It’s been a bad week for the mortgage banking business. IndyMac, one of the largest banks in the country, has failed because of bad mortgage loans. And those two paragons of stability, Fannie Mae and Freddie Mac, have had to be propped up by the federal government over the weekend in order to stabilize them.
At the heart of the problem is what mortgage insiders called “liar loans.” These were loans based on false statements about income and bogus paper work. We are now reaping the bitter fruits of the old human tendency not to tell the truth.
Honesty has always been a problem with us. The church has always championed honesty but has found it difficult sometimes to know whether someone was telling the truth or not.
Walt Grayson recently related a story from the history of Mt. Pleasant Baptist Church, which is located just outside of Mantee, Mississippi. According to the story, when the state fair was in Jackson, two boys from Mt. Pleasant went to see the fair. After their visit, they came home telling stories about a wonderful machine that they had seen. They said that when you put water into one end of the machine, ice would come out of the other end, even on the hottest days. The story was met with a great deal of skepticism in Mt. Pleasant. After some of the church members had heard the boys tell the story, they brought it up in the next church business meeting. During the business meeting, the church voted to turn the two boys out of the church for lying.
One godly deacon in the church thought that the church might have acted a bit hastily.

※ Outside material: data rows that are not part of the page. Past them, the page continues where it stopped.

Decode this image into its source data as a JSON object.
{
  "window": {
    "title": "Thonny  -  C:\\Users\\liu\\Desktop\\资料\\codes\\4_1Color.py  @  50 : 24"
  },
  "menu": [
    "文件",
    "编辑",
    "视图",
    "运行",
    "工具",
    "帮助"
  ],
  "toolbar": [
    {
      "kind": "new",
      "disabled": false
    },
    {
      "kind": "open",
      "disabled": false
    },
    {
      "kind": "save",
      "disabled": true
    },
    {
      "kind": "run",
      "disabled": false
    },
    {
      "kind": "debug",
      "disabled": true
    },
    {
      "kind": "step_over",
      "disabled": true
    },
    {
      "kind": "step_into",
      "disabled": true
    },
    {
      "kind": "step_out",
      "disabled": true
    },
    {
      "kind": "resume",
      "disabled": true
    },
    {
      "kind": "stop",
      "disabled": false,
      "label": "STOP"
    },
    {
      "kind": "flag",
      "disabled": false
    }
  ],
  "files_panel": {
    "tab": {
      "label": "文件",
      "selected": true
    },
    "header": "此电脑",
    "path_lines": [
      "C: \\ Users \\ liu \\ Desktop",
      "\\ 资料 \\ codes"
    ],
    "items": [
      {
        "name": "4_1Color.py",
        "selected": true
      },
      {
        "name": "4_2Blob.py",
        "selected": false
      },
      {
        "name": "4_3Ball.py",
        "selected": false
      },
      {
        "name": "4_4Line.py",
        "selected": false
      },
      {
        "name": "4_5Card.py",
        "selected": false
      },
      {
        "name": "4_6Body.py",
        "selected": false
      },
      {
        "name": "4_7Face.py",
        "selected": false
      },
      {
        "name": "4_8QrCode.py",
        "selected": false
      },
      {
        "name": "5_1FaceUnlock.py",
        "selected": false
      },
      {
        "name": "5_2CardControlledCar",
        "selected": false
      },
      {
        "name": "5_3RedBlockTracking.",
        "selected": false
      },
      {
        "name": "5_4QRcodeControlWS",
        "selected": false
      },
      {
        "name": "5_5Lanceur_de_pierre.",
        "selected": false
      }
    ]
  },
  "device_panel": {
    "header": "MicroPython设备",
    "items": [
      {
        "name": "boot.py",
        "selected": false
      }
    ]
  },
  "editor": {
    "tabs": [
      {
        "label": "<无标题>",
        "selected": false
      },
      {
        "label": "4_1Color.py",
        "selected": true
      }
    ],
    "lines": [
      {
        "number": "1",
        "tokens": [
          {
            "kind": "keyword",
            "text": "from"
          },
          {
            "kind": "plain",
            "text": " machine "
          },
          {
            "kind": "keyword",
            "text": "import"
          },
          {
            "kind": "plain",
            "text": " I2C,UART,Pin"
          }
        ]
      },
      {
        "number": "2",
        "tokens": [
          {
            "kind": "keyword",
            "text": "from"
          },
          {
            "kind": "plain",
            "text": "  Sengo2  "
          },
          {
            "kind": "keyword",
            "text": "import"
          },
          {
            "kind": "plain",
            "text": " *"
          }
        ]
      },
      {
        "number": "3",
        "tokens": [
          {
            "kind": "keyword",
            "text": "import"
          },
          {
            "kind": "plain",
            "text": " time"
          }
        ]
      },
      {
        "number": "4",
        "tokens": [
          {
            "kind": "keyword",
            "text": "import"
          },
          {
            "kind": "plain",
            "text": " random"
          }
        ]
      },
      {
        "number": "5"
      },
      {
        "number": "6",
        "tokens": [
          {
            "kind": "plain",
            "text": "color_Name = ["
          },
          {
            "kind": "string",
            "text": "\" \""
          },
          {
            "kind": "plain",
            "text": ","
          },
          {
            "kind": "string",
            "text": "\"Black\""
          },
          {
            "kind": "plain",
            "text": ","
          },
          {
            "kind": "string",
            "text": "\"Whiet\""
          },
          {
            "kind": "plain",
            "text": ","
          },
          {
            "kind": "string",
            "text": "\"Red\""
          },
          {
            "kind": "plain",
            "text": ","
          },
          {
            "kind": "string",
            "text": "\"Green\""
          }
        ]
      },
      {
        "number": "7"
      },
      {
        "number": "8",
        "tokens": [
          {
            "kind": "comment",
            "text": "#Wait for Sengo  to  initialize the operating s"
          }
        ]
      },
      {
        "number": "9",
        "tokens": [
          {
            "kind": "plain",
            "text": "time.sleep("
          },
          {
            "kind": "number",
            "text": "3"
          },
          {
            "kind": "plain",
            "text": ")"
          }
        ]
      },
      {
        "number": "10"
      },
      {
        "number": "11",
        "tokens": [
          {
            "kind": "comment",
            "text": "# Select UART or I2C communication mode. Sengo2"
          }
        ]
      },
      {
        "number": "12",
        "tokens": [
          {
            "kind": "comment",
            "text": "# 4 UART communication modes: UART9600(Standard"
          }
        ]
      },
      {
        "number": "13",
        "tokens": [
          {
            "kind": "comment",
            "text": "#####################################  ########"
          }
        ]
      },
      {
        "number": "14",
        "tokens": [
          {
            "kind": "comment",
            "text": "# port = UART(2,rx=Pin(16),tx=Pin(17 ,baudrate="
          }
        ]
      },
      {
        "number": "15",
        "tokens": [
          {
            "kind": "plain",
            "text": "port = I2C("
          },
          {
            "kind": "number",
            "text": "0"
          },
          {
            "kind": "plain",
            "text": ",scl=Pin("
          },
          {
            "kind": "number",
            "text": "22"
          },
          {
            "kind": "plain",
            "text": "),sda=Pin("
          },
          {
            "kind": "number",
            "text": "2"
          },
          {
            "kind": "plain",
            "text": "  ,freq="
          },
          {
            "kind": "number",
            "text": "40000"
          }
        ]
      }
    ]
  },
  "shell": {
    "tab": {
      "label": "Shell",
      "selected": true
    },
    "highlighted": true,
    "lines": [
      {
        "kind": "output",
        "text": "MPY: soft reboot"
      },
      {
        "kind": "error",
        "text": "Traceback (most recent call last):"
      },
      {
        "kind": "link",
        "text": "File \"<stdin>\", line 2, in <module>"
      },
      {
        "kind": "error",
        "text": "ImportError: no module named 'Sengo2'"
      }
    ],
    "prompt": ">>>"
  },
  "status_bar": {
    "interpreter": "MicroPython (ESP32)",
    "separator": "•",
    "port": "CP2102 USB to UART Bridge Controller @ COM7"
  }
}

He decided to go down to Jackson to the fairgrounds and see for himself. When he got back, he not only verified the boys’ story, but he also added that you could even put hot water into the machine and it would still turn it into ice. After hearing this story, the church also voted the deacon out.
You have to admire a church that has that much concern for honesty. The problem is determining when people are being honest.
In the Book of Acts, the church at Jerusalem had a couple named Ananias and Sapphira who were members. One day Ananias showed up with some money and a story about how he had sold a piece of land and was giving all of the money from the sale to the church. Peter told him that he was not telling the truth—that he had withheld some of the money from the sale. When Ananias heard Peter say that, he fell down and died. Later, when his wife Sapphira showed up, she told the same story. When Peter told her what had happened to Ananias for telling that story, she also fell down at his feet and died.
If there is anything clear in all of this, it is that telling the truth is important. It may be deemed old-fashioned by some, but the critical importance of telling the truth is as up-to-date as the failure of IndyMac and the precarious health of his double-first cousins, Fannie Mae and Freddie Mac.